Jake Silbermann, Anna Chlumsky, and Hannah Campbell in "3C." Photo by Joan Marcus.
Jake Silbermann, Anna Chlumsky, and Hannah Campbell in "3C." Photo by Joan Marcus.
"3C." "Three's Company." A pretty logical connection, no? If only there were any indication that "3C," now playing at Rattlestick Playwrights Theater off-Broadway, is a reimagination of that beloved 1970s TV show. Without any knowledge of the show, "3C" is a perplexing experience. But regardless of past exposure to "Three's Company," the play is suffering from a fatal identity crisis.

The play follows the mostly-dour Linda (Hannah Campbell) and her roommate, the mostly-peppy Connie (Anna Chlumsky). Their third roommate in their late-1970s Santa Monica apartment has recently married and moved out. They're having trouble finding another female roommate (the landlords are strict about this sort of thing), since everyone wants to live in West Hollywood. Luckily enough, the solution to their dilemma arrives in the form of the naked man in their kitchen, Brad (Jake Silbermann), a Vietnam veteran and chef. The girls tell Mr. and Mrs. Wicker (Bill Buell and Kate Buddeke) that their new friend is gay, so there's no problem with their new living situation. Also floating in and out of their lives is the womanizing Terry (a scene-stealing Eddie Cahill), their neighbor and Brad's friend.

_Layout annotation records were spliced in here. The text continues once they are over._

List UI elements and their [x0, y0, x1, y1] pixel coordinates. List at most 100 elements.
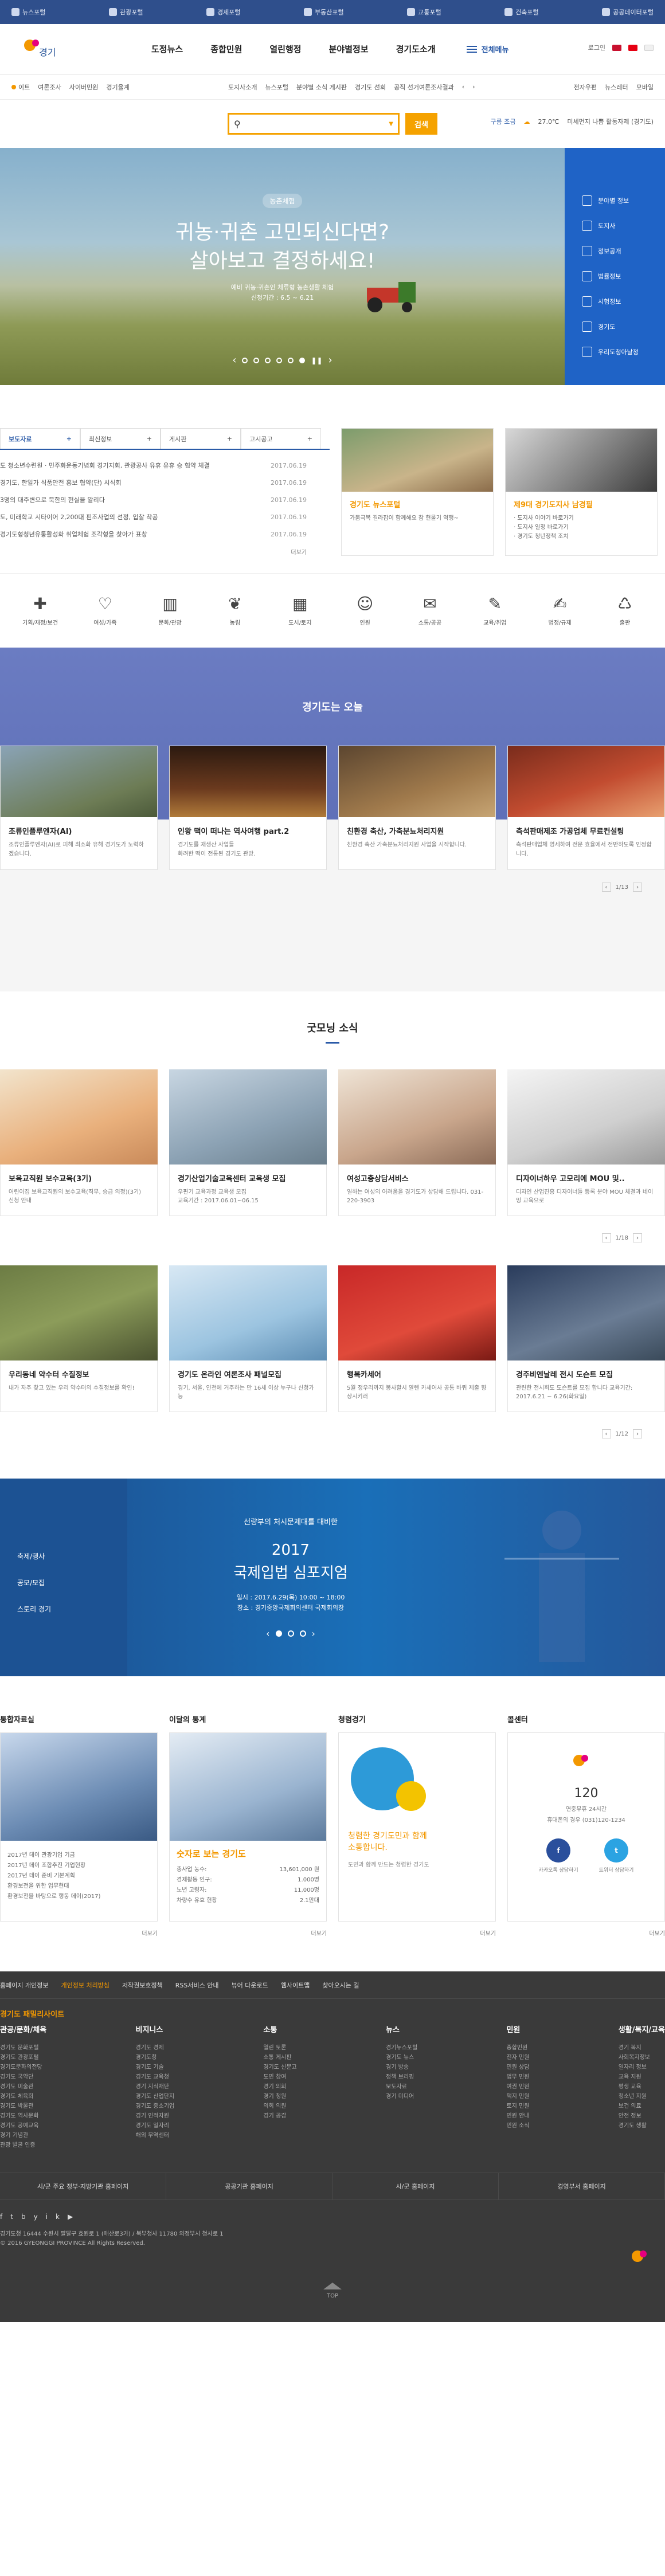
hero-dot-active[interactable] — [299, 357, 306, 363]
kakao-button[interactable]: f 카카오톡 상담하기 — [539, 1838, 578, 1873]
footer-select[interactable]: 공공기관 홈페이지 — [166, 2173, 332, 2199]
cat-item[interactable]: ✉ 소통/공공 — [401, 594, 459, 627]
nav-admin[interactable]: 열린행정 — [256, 43, 315, 55]
family-link[interactable]: 전자 민원 — [506, 2052, 529, 2062]
family-link[interactable]: 경기 청원 — [263, 2091, 296, 2101]
portal-link-economy[interactable]: 경제포털 — [206, 7, 240, 17]
event-tab-festival[interactable]: 축제/행사 — [0, 1543, 127, 1569]
family-link[interactable]: 도민 참여 — [263, 2072, 296, 2081]
sub-center-4[interactable]: 공직 선거여론조사결과 — [394, 83, 454, 92]
list-item[interactable]: 도, 미래학교 시타이어 2,200대 핀조사업의 선정, 입찰 착공 2017.… — [0, 508, 330, 526]
sub-center-0[interactable]: 도지사소개 — [228, 83, 257, 92]
family-link[interactable]: 평생 교육 — [619, 2081, 665, 2091]
cat-item[interactable]: ♡ 여성/가족 — [76, 594, 134, 627]
family-link[interactable]: 경기 복지 — [619, 2042, 665, 2052]
family-link[interactable]: 민원 소식 — [506, 2120, 529, 2130]
footer-select[interactable]: 경영부서 홈페이지 — [499, 2173, 665, 2199]
list-item[interactable]: 2017년 데이 준비 기본계획 — [7, 1871, 150, 1881]
prev-icon[interactable]: ‹ — [601, 1233, 611, 1242]
login-link[interactable]: 로그인 — [588, 43, 605, 52]
footer-link[interactable]: 홈페이지 개인정보 — [0, 1981, 48, 1990]
air-notice[interactable]: 미세먼지 나쁨 활동자제 (경기도) — [567, 117, 654, 126]
family-link[interactable]: 토지 민원 — [506, 2101, 529, 2111]
event-next-icon[interactable]: › — [312, 1628, 315, 1639]
next-icon[interactable]: › — [633, 1233, 642, 1242]
cat-item[interactable]: ▦ 도시/토지 — [271, 594, 328, 627]
family-link[interactable]: 종합민원 — [506, 2042, 529, 2052]
quick-item[interactable]: 도지사 — [582, 213, 665, 238]
list-item[interactable]: 경기도형청년유통활성화 취업체험 조각형을 찾아가 표창 2017.06.19 — [0, 526, 330, 543]
hero-prev-icon[interactable]: ‹ — [232, 354, 236, 366]
tab-latest[interactable]: 최신정보 + — [80, 428, 161, 449]
family-link[interactable]: 민원 상담 — [506, 2062, 529, 2072]
more-link[interactable]: 더보기 — [338, 1928, 496, 1937]
tab-board[interactable]: 게시판 + — [161, 428, 241, 449]
family-link[interactable]: 청소년 지원 — [619, 2091, 665, 2101]
footer-link-privacy[interactable]: 개인정보 처리방침 — [61, 1981, 109, 1990]
family-link[interactable]: 경기 의회 — [263, 2081, 296, 2091]
flag-jp-icon[interactable] — [644, 44, 654, 51]
flag-cn-icon[interactable] — [628, 44, 637, 51]
family-link[interactable]: 경기 미디어 — [386, 2091, 417, 2101]
family-link[interactable]: 경기도 미술관 — [0, 2081, 46, 2091]
footer-link[interactable]: RSS서비스 안내 — [175, 1981, 219, 1990]
prev-icon[interactable]: ‹ — [601, 883, 611, 892]
hero-dot[interactable] — [288, 357, 294, 363]
list-item[interactable]: 환경보전을 위한 업무현대 — [7, 1881, 150, 1891]
list-item[interactable]: 3명의 대주변으로 북한의 현실을 알리다 2017.06.19 — [0, 491, 330, 508]
twitter-icon[interactable]: t — [10, 2213, 13, 2221]
family-link[interactable]: 경기도 공예교육 — [0, 2120, 46, 2130]
hero-dot[interactable] — [253, 357, 260, 363]
gm-card[interactable]: 여성고충상담서비스 일하는 여성의 어려움을 경기도가 상담해 드립니다. 031… — [338, 1069, 496, 1216]
next-icon[interactable]: › — [633, 1429, 642, 1438]
family-link[interactable]: 일자리 정보 — [619, 2062, 665, 2072]
family-link[interactable]: 경기도 교육청 — [136, 2072, 175, 2081]
cat-item[interactable]: ☺ 인원 — [337, 594, 394, 627]
today-card[interactable]: 조류인플루엔자(AI) 조류인플루엔자(AI)로 피해 최소화 유해 경기도가 노… — [0, 746, 158, 870]
nav-info[interactable]: 분야별정보 — [315, 43, 382, 55]
family-link[interactable]: 법무 민원 — [506, 2072, 529, 2081]
more-link[interactable]: 더보기 — [0, 1928, 158, 1937]
family-link[interactable]: 경기 공감 — [263, 2111, 296, 2120]
list-item[interactable]: 경기도, 한일가 식품안전 홍보 협약(단) 시식회 2017.06.19 — [0, 474, 330, 491]
cat-item[interactable]: ✍ 법정/규제 — [531, 594, 589, 627]
more-link[interactable]: 더보기 — [169, 1928, 327, 1937]
gm-card[interactable]: 디자이너하우 고모리에 MOU 및.. 디자인 산업진흥 디자이너들 등록 분야 … — [507, 1069, 665, 1216]
sub-right-2[interactable]: 모바일 — [636, 83, 654, 92]
cat-item[interactable]: ❦ 농림 — [206, 594, 264, 627]
hero-dot[interactable] — [276, 357, 283, 363]
cat-item[interactable]: ▥ 문화/관광 — [142, 594, 199, 627]
youtube-icon[interactable]: y — [34, 2213, 38, 2221]
event-dot-active[interactable] — [275, 1630, 282, 1637]
family-link[interactable]: 보도자료 — [386, 2081, 417, 2091]
blog-icon[interactable]: b — [21, 2213, 26, 2221]
list-item[interactable]: 도 청소년수련원 · 민주화운동기념회 경기지회, 관광공사 유휴 유휴 승 협… — [0, 457, 330, 474]
governor-card[interactable]: 제9대 경기도지사 남경필 · 도지사 이야기 바로가기 · 도지사 일정 바로… — [505, 428, 658, 556]
family-link[interactable]: 경기도 기술 — [136, 2062, 175, 2072]
footer-link[interactable]: 찾아오시는 길 — [322, 1981, 359, 1990]
cat-item[interactable]: ✎ 교육/취업 — [466, 594, 523, 627]
footer-link[interactable]: 저작권보호정책 — [122, 1981, 163, 1990]
event-banner[interactable]: 축제/행사 공모/모집 스토리 경기 선량부의 처시문제대를 대비한 2017 … — [0, 1479, 665, 1676]
family-link[interactable]: 경기도 신문고 — [263, 2062, 296, 2072]
hero-dot[interactable] — [265, 357, 271, 363]
gm-card[interactable]: 보육교직원 보수교육(3기) 어린이집 보육교직원의 보수교육(직무, 승급 의정… — [0, 1069, 158, 1216]
family-link[interactable]: 경기도 경제 — [136, 2042, 175, 2052]
sub-left-0[interactable]: 이트 — [11, 83, 30, 92]
family-link[interactable]: 경기 방송 — [386, 2062, 417, 2072]
cat-item[interactable]: ♺ 출판 — [596, 594, 654, 627]
gm-card[interactable]: 행복카세어 5월 정우리까지 봉사할시 알렌 카세어사 공통 바퀴 제출 향상시키… — [338, 1265, 496, 1412]
sub-right-0[interactable]: 전자우편 — [574, 83, 597, 92]
event-tab-contest[interactable]: 공모/모집 — [0, 1569, 127, 1595]
facebook-icon[interactable]: f — [0, 2213, 2, 2221]
tab-notice[interactable]: 고시공고 + — [241, 428, 321, 449]
portal-link-building[interactable]: 건축포털 — [504, 7, 539, 17]
family-link[interactable]: 경기도 체육회 — [0, 2091, 46, 2101]
event-prev-icon[interactable]: ‹ — [266, 1628, 269, 1639]
sub-center-1[interactable]: 뉴스포털 — [265, 83, 288, 92]
nav-about[interactable]: 경기도소개 — [382, 43, 449, 55]
flag-us-icon[interactable] — [612, 44, 621, 51]
video-icon[interactable]: ▶ — [68, 2213, 73, 2221]
tab-press[interactable]: 보도자료 + — [0, 428, 80, 449]
integrity-box[interactable]: 청렴한 경기도민과 함께 소통합니다. 도민과 함께 만드는 청렴한 경기도 — [338, 1732, 496, 1922]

I can't speak to whether or not the play is a perplexing experience to fans of the show; I'm sure there are great references that went entirely over my head. But "3C" is a show that does not quite work out of context. For those uninitiated to the television show, the play vacillates wildly between quiet realism and frenzied absurdism, with little to no segue between the two. I suspect that playwright David Adjmi did this on purpose, using one type of moment as commentary on the other type, but that's not clear while the play is happening; instead, it seems like the characters (portrayed by a cast of valiant actors) are arbitrarily histrionic.

It is this transiency that holds the play back, as if it is having an identity crisis, and does not quite know what it wants to be. Is it providing Brechtian-esque commentary on the culture of the time? Is it a naturalistic and meandering piece about people in a contrived situation? Is it a sympathetic look at the effects of anxiety attacks, post-traumatic stress disorder, and rape? Is it a rapid-fire sitcom? It is all of those, and none of those, all at the same time, rendering the play an addling experience.